The Defense Department long has held the view that it will never be able to build enough technological walls to stop every cyber attack by opposing nation states, and that the best bet is deterrence.
The Pentagon is organizing that deterrence strategy around four pillars, starting with the idea that it needs to speak loudly, but carefully, about the strategy itself.
The approach involves a difficult balancing act: officials want to convey as clearly as possible what they view as international norms in cyberspace and be transparent about their strategies to deter nation-state cyber attacks, including the idea that the U.S. will respond with conventional military forces if cyber weapons cause serious economic damage or loss of life. But they do not want to declare in advance the “red lines” that would trigger a military response if other countries crossed them.
“Try and sit down and figure out what that red line would be and what you would promise the world what you would do to them if they crossed that line. As soon as you do that, everyone in the world is going to try and see how thick that red line is,” said Eric Rosenbach, the assistant secretary of defense for homeland defense and global security. “They’re going to go as close to it as they possibly can. We have very consciously decided that we don’t want to put a bright line on certain things.
Instead, Rosenbach told the Center for Strategic and International Studies on Thursday, DoD wants to make sure the world at large at least understands the U.S. thought process when it comes to cyber deterrence, and he said DoD must more clearly communicate its intentions in cyberspace, especially given recent NSA disclosures that have given some countries the idea that the U.S. is on a relentless offensive campaign.
Rosenbach said the Pentagon is clear-eyed about the fact that even though there’s very little it can do to shy terrorist groups away from cyber weapons if they were to acquire them, governments still can be deterred, and they also respond to the Pentagon’s messaging when it discusses its thinking in public.

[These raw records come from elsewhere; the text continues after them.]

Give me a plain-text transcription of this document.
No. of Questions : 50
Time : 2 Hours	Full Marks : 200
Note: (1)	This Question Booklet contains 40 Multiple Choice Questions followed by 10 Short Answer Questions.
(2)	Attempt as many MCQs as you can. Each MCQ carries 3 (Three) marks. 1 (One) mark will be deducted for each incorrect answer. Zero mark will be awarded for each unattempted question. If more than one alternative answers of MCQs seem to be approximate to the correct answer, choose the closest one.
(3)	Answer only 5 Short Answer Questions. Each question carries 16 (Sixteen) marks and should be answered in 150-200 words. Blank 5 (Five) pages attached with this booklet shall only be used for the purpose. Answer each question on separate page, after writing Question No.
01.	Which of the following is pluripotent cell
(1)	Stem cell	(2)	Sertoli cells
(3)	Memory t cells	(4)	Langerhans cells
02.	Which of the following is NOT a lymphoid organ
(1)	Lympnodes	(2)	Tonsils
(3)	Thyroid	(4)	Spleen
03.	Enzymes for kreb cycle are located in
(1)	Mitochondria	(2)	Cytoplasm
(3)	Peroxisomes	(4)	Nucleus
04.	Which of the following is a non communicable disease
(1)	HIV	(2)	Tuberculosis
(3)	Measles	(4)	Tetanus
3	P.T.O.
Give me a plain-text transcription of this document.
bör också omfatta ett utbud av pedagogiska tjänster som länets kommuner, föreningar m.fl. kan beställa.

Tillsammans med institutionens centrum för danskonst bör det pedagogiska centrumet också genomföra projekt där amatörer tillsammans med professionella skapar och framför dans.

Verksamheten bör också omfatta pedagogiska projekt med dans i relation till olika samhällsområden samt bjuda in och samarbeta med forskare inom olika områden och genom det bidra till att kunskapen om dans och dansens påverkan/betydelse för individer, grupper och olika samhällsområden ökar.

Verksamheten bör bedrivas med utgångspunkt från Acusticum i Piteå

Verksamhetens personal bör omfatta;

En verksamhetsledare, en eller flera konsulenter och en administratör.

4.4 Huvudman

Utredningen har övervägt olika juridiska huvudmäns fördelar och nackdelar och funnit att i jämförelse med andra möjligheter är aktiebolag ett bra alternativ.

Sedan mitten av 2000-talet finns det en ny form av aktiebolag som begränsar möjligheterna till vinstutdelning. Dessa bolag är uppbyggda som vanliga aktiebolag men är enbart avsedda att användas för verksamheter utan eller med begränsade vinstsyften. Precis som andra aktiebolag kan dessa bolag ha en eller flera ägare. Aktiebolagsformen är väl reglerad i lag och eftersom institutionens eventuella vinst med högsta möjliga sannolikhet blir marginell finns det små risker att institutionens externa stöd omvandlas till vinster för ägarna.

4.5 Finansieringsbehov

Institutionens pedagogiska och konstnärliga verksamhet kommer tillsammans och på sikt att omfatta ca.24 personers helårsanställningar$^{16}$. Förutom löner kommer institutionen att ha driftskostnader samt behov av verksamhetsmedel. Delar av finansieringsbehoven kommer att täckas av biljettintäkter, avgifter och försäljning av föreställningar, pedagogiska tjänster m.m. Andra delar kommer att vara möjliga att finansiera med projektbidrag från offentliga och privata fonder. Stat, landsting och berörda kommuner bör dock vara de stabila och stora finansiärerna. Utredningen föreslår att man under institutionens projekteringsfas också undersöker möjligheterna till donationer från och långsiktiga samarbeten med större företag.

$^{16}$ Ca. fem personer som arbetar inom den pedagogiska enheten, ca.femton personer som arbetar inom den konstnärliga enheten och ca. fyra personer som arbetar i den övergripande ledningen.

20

Following international standards
DoD first learned that lesson in 2011, when in a report to Congress, it discussed cyber deterrence in a non-classified forum for the first time and also made its first acknowledgement that DoD has offensive cyber capabilities.
In that report, DoD said it viewed cyber weapons in much the same way it approaches bombs and missiles: Any offensive use would need to be approved by the President, and would follow the same legal regimes the U.S. uses when it decides whether to use kinetic weapons.
“That seems like a very small thing. But when your nation state adversaries are watching you very closely, they pick up on things like that,” Rosenbach said. “The reason I know is that when I was meeting people from other countries, they asked me a lot of questions about a congressional report that otherwise would have generated no attention. It made us realize that we do need to keep communicating about this. More often than not, when we’re not transparent, especially about things like offensive cyber, other countries believe we’re trying to rain destruction on the world.”
The specific messages DoD wants to communicate to other nations are what make up the three other deterrence pillars: that the United States will respond to cyber attacks, that it has an active strategy to make sure other countries don’t gain much benefit from attacking U.S. infrastructure via cyberspace, and that even if an attack is successful, those networks will quickly bounce back into action.
On response, Rosenbach said the U.S. message is that the military will sometimes respond tit-for-tat by meeting a cyber attack with a cyber response — but not always.
“The response could be something that doesn’t have anything at all to do with DoD,” he said. “It could be a démarche, it could be sanctions, it could be an indictment, it could be a public statement that this is unacceptable, something that we’ve done a lot more of in the last year in particular.”
DoD also wants to deter future cyber attacks by ultimately sending the message that those attacks won’t be successful and so attempting them isn’t worth the cost.
Rosenbach said the U.S. could send that signal either via direct communications to other nations or by making obvious to a would-be attacker on the network that it’s not worth their trouble.
Network resilience part of the strategy
That pillar of the deterrence strategy is most credible when it comes to DoD’s defensive activities to protect its own networks. Indeed, the majority of the 6,000-person force which U.S. Cyber Command is building right now is focused on defending the military’s own systems.
But for now, projecting an image of invulnerability is more difficult when it comes to defending U.S. critical infrastructure.
“The biggest problem is that we don’t own the nation’s critical infrastructure, and generally, there’s been a large underinvestment in the cybersecurity of that infrastructure,” he said. “So it’s impossible for the Department of Defense, even with everything we have going on, to intercept every single cyber attack.”
Nonetheless, “denial” — creating a perception that attacks are likely to cost a lot and gain the attacker very little — remains a key element of DoD’s strategy for deterring attacks in the future.
As a backup to the denial strategy, DoD’s current thinking involves a future of more network resilience. The hope is that attackers will get the message that even if they do make their way into the networks of an element of the nation’s critical infrastructure, the system will be able to take a few punches and then quickly recover.
“If we’re not successful in the denial and they do attack, it alters the cost- benefit calculus if the network comes right back up or the lights only go out for 15 minutes,” Rosenbach said. “Now the bad guys are in a pretty bad position, because they launched an attack on the nation. They kind of did it, and we know what they were trying to do. And if you’re the leader of bad country X, you know it’s game on, somebody’s coming after you, and the response is probably not just going to be cyber if you went after us in a major way.”